Peringati Hari HAM, PBB desak kekerasan terhadap perempuan dihentikan

0
75
FILE PHOTO: Overview of the session of the Human Rights Council during the speech of U.N. High Commissioner for Human Rights Michelle Bachelet at the United Nations in Geneva, Switzerland, February 27, 2020. Picture taken with a fisheye lens. REUTERS/Denis Balibouse/File Photo

Perserikatan Bangsa-Bangsa (PBB) dan Institut Francais Indonesia (IFI) mendesak aksi untuk mengakhiri kekerasan terhadap perempuan dan anak perempuan.

Dalam rangka memperingati Hari Hak Asasi Manusia (HAM) PBB dan IFI mengadakan acara “UNiTE: Konser Musik dan Pertunjukan Seni untuk Mengakhiri Kekerasan terhadap Perempuan” di Jakarta pada 10 Desember 2023.

Acara tersebut menandai hari terakhir kampanye global Hari Anti Kekerasan terhadap Perempuan selama 16 hari yang bertujuan menggalang aksi demi masa depan bebas kekerasan bagi perempuan dan anak perempuan.

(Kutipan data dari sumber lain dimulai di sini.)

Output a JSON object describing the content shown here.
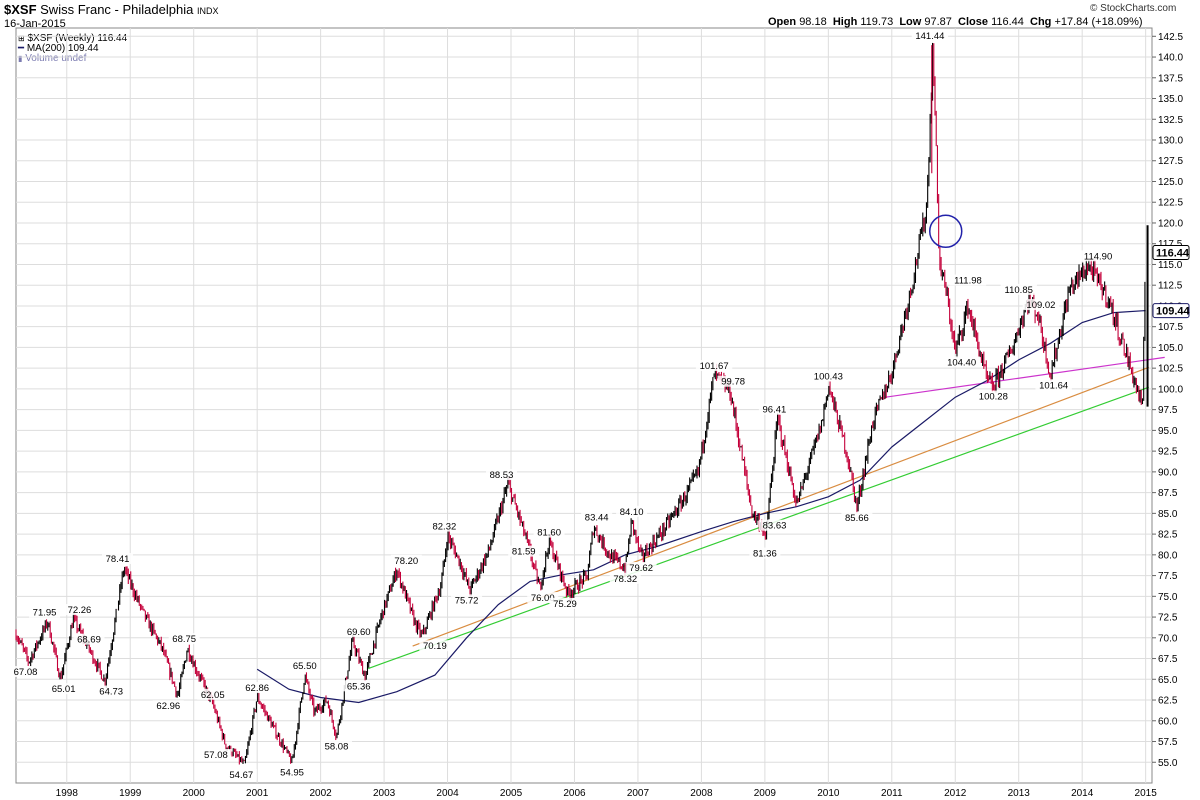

“Kita harus mengakhiri budaya permisif yang menormalisasi kekerasan terhadap perempuan.

Setiap dari kita berperan penting dalam mengeliminasi kekerasan terhadap perempuan dan kita harus terus mendorong perubahan di semua tingkatan,” kata UNFPA Champion Ayu Saraswati dalam keterangan tertulis PBB untuk Indonesia di Jakarta, Senin.

Sementara itu, Menteri Pemberdayaan Perempuan dan Perlindungan Anak, Bintang Puspayoga, menekankan pentingnya investasi dalam perlindungan hak perempuan dan anak perempuan bebas dari kekerasan untuk masa depan yang lebih baik.

“Kampanye ini bukan hanya peringatan, tetapi juga sebuah panggilan untuk bersama-sama mengakhiri segala bentuk kekerasan terhadap perempuan dan anak perempuan di seluruh lapisan masyarakat, ” katanya.

Acara “UNiTE” diselenggarakan bersama Kedutaan Besar Prancis, Institut Français Indonesia (IFI), PBB di Indonesia – Badan PBB untuk Kesetaraan Gender dan Pemberdayaan Perempuan (UN Women), Dana Kependudukan PBB (UNFPA), dan Program Pembangunan PBB (UNDP) bekerja sama dengan Kementerian Pemberdayaan Perempuan dan Perlindungan Anak, Komnas Perempuan dan Yayasan Pulih.

Acara tersebut bertujuan menambah perhatian, khususnya di kalangan pemuda untuk bersuara dalam mencegah kekerasan terhadap perempuan dan anak perempuan, memperkuat solidaritas terhadap korban dan penyintas kekerasan serta mendorong upaya kolaboratif untuk mengatasi isu ini.

Data WHO mengungkapkan bahwa satu dari tiga perempuan dan anak perempuan secara global mengalami kekerasan sedikitnya sekali dalam hidup mereka, yang menekankan perlunya tindakan berkelanjutan.

Penelitian lebih lanjut oleh UNODC dan UN Women menunjukkan bahwa 55 persen dari semua pembunuhan terhadap perempuan dilakukan oleh anggota keluarga atau pasangan intim.

Di Indonesia, jumlah kasus kekerasan terhadap perempuan yang dilaporkan mengalami peningkatan dramatis, naik dari 216.156 pada 2012 menjadi 457.895 pada 2022.

Ketua Komnas Perempuan, Andy Yentriyani mengatakan peningkatan angka pelaporan bisa jadi merupakan indikasi meningkatnya kepercayaan diri dan akses korban untuk melapor.

“Karena itu, jangan sia-siakan kepercayaan korban.

Mari gerak bersama kita pastikan korban dapat menikmati haknya, dan menjadikan pengalaman korban sebagai pembelajaran untuk meneguhkan upaya mencegah kejadian serupa berulang.” PBB di Indonesia terus membangun kemitraan yang kuat dengan lembaga pemerintah, sektor swasta, organisasi masyarakat sipil dan influencer (pemengaruh) untuk mempromosikan nol toleransi terhadap kekerasan terhadap perempuan, demikian menurut pernyataan tersebut.